12. Under what conditions can the President choose and pick what portions of a law assented to by him, another President or indeed any other extant law to comply or not to comply with? And would you blame the Nass if it decides to defend the constitution and/or sanction such breach of extant laws; including the appropriation act, if it occurs? Would you under any circumstance encourage the President or other executive actors to willfully refuse, fail or refrain from implementing an extant law without the pronouncement of the court as to the law’s unconstitutionality or illegality? Does the Appropriation Act assented to by Mr President fail on any score as an operative law of the nation? How would you then justify a call to investigate, indict or prosecute a member of the NASS for his lawmaking role?
13. Are you not concerned, as a senior lawyer and rights activist, that this campaign is a violation of the constitutional rights of the legislature and a threat to democracy given that there’s is no judicatory foundation for the push to criminalize the work of the NASS in its ordinary cause of lawmaking?
14. Sections 58 and 59 of the constitution prescribe the lawmaking processes by the NASS with section 59 referring specifically to the appropriation and related bills.
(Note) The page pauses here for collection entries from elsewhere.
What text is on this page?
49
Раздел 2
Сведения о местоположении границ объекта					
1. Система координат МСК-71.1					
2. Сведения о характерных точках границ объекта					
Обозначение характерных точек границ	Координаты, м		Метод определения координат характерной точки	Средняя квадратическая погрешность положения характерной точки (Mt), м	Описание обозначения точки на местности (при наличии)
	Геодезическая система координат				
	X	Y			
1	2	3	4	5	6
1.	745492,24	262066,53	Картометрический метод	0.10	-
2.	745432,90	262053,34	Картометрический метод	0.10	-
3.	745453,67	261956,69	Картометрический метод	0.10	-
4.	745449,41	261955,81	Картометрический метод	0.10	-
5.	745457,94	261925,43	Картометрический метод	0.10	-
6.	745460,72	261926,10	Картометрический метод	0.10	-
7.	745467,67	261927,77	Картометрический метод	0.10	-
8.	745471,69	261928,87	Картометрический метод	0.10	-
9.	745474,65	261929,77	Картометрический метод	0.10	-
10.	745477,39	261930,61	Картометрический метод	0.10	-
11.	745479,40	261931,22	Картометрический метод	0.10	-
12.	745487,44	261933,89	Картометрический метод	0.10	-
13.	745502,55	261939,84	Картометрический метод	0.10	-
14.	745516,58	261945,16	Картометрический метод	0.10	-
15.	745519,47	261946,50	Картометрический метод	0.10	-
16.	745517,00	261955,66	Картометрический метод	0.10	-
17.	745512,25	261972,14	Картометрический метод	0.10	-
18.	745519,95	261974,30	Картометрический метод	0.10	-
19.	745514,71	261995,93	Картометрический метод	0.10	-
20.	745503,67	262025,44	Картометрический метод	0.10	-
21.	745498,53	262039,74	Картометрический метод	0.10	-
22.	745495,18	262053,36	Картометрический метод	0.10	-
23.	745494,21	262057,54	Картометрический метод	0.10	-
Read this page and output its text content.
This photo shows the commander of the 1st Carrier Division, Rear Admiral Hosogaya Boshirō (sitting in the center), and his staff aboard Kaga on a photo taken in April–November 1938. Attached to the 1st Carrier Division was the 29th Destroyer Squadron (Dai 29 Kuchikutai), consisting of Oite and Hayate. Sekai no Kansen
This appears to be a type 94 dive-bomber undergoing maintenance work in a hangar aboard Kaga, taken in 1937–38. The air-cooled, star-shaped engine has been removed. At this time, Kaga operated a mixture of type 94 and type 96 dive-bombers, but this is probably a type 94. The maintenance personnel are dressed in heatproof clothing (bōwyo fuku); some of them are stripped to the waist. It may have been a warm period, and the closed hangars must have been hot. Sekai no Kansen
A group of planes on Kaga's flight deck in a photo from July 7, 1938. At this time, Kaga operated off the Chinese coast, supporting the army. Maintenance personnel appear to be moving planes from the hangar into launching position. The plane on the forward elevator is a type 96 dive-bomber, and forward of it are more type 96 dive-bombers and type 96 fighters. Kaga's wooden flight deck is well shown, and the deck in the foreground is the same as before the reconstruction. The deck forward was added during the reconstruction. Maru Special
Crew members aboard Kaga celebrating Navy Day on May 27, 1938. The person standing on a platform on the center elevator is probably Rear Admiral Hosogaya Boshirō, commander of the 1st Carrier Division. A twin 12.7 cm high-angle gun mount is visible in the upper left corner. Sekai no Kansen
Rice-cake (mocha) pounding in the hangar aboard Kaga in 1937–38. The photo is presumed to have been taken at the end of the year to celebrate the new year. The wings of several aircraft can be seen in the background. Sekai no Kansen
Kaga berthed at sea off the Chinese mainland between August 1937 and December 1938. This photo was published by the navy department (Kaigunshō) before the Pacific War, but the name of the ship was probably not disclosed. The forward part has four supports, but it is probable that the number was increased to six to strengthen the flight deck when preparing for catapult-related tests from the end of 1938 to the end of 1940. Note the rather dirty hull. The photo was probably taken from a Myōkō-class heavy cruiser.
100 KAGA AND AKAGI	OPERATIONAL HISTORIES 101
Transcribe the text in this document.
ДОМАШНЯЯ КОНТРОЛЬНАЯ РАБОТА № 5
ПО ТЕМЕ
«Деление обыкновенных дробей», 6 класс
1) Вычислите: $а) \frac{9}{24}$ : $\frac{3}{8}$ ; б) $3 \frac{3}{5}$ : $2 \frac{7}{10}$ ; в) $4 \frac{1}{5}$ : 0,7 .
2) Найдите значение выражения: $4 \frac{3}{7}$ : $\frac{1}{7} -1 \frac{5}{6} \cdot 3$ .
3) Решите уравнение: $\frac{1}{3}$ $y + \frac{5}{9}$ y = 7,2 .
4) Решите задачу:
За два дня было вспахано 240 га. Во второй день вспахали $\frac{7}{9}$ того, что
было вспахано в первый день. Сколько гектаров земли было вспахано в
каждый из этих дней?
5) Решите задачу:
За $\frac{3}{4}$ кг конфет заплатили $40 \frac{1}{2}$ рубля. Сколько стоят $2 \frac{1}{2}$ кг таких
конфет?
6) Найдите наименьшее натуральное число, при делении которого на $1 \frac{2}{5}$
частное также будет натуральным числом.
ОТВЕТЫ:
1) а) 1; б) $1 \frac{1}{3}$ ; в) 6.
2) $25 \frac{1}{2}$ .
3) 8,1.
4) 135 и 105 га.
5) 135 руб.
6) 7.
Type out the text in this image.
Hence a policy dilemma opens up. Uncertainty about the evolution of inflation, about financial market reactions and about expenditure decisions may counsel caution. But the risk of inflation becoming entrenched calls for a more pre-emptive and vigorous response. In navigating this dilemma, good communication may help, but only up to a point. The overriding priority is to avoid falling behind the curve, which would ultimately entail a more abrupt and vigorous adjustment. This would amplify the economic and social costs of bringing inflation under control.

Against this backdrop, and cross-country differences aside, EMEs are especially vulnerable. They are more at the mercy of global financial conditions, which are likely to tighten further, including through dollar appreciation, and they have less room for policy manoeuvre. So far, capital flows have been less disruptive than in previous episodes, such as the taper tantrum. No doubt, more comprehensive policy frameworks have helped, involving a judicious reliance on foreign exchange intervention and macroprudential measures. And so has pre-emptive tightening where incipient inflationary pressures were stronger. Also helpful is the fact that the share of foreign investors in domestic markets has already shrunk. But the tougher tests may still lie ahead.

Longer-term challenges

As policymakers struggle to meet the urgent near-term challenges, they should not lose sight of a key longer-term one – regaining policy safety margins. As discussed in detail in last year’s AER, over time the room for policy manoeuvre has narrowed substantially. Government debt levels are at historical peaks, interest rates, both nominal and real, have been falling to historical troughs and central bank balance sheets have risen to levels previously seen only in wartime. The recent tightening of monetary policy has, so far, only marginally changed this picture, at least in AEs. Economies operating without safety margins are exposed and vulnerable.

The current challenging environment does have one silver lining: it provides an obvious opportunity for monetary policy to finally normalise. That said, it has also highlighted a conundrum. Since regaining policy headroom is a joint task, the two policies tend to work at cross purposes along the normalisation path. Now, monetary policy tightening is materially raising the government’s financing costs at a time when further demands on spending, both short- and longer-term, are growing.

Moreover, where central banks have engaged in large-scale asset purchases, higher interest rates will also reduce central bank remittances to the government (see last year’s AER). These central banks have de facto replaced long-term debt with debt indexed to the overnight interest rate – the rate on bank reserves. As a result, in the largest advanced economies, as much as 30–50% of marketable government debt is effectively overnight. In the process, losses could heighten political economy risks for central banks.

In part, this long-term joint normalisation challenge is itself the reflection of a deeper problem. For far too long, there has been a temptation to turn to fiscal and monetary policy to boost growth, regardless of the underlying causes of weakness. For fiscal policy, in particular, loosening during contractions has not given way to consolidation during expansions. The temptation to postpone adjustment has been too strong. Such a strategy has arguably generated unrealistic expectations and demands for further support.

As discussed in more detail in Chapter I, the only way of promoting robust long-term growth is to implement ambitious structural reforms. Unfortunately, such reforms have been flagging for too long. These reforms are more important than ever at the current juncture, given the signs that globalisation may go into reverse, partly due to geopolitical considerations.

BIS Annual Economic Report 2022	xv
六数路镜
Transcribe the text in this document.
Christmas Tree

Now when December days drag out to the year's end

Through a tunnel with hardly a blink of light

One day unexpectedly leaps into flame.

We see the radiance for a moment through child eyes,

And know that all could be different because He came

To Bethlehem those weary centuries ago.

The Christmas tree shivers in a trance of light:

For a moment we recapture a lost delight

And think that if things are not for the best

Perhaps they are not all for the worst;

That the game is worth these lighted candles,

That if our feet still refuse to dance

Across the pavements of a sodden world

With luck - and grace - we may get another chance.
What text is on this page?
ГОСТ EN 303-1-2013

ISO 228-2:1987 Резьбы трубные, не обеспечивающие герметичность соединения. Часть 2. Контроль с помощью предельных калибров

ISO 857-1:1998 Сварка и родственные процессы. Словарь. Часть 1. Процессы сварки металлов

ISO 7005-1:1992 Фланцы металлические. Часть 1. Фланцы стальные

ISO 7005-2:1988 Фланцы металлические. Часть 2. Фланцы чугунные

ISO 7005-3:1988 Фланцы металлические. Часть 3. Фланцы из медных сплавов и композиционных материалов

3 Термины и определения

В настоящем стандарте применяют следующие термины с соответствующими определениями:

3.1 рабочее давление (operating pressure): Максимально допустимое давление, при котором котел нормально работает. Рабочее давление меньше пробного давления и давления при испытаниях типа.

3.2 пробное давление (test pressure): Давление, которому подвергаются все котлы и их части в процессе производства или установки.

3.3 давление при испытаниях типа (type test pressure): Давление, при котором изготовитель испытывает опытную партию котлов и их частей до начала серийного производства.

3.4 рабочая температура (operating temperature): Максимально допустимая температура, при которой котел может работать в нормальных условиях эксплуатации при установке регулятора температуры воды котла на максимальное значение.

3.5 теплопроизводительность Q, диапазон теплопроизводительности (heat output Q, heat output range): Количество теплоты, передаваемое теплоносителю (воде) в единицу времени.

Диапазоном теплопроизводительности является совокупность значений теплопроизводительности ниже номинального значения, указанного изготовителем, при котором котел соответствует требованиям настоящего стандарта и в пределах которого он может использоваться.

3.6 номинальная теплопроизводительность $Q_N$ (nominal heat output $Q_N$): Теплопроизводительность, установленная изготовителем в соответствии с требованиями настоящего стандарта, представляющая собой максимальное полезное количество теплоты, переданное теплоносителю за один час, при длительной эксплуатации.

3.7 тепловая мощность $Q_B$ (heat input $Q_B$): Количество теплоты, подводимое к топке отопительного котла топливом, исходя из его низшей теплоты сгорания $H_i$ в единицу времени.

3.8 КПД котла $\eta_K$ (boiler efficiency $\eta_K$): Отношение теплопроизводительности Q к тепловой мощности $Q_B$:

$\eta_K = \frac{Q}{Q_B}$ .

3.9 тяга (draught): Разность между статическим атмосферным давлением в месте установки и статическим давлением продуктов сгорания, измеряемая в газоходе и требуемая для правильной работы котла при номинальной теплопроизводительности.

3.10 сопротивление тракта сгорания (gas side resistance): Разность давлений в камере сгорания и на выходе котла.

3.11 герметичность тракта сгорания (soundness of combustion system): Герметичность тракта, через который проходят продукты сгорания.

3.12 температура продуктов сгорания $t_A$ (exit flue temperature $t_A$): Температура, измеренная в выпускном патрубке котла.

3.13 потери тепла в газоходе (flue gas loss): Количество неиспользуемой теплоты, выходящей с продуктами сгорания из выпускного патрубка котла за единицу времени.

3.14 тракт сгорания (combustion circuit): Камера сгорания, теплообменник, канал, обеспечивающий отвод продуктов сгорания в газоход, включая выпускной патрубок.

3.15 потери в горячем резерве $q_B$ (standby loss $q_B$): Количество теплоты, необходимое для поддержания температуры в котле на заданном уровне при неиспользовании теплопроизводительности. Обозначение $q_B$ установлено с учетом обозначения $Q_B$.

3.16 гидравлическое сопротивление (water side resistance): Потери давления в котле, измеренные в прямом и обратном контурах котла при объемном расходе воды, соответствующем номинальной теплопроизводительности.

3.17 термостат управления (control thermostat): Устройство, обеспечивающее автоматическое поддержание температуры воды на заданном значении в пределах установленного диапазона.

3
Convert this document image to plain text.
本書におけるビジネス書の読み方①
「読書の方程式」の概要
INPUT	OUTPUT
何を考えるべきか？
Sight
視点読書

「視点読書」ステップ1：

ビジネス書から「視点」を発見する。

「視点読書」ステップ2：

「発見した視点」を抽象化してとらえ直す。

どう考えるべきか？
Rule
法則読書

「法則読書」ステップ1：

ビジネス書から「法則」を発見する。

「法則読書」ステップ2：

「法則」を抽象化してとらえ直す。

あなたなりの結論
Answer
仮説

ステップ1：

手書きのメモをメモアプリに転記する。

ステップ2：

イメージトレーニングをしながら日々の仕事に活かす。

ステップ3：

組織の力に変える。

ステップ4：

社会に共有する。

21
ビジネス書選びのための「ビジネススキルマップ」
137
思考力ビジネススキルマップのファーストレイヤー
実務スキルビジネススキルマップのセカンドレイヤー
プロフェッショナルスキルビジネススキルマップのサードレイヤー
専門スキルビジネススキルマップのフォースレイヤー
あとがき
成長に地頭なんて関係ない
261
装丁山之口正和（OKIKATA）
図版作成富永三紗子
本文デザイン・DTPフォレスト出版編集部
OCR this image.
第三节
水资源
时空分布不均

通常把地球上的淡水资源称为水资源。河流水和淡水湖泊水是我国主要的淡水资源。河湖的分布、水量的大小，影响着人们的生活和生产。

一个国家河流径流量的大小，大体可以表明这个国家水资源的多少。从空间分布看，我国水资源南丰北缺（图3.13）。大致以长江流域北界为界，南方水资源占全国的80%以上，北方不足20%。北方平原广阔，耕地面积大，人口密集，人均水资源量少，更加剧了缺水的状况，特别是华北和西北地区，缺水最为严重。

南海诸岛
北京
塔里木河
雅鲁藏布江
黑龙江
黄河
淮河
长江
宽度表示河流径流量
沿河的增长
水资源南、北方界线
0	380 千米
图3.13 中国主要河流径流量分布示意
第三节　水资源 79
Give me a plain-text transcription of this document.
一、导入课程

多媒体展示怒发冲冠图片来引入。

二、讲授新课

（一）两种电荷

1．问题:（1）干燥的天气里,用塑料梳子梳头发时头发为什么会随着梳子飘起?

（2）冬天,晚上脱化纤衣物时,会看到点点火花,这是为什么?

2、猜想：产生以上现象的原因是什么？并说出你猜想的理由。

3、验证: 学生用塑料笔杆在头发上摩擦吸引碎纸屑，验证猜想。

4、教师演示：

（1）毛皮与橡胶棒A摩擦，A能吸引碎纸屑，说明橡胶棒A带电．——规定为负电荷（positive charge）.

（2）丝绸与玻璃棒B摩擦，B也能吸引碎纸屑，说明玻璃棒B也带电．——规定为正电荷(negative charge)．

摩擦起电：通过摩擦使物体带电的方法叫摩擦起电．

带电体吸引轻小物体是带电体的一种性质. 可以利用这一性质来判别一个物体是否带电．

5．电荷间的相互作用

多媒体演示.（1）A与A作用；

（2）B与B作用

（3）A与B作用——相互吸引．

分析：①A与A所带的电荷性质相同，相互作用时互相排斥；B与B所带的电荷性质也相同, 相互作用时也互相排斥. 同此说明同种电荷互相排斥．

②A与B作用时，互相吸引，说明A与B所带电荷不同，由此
Do you agree that the only difference between the two sections is in the prescription of a specific time frame and mode of resolution of differences? Even at that, do you acknowledge that section 59 recognizes the possibility of differences between versions passed by both chambers? What in your opinion may constitute such differences?
15. To what extent should “provisions” made by the National Assembly now be called “padding”? Are we not unwittingly walking ourselves into the territory of “an imperial presidency”? What indeed should be the role of the legislature in appropriation process? A rubber stamp? What is the utility of this public-induced role to the Nigeria project?
16. Would you be surprised if after this intervention, Hon Abdulmumin suddenly releases further evidence indicting me of “budget padding” as the thirteenth member of the House so indicted?
I shall be most grateful to hear from you. You must permit me also to share these thoughts with the public using every media available to me. In so doing, I will hope that other experts will also contribute to enriching my knowledge of the issues at stake and further empower me to more effectively address the them as a participant.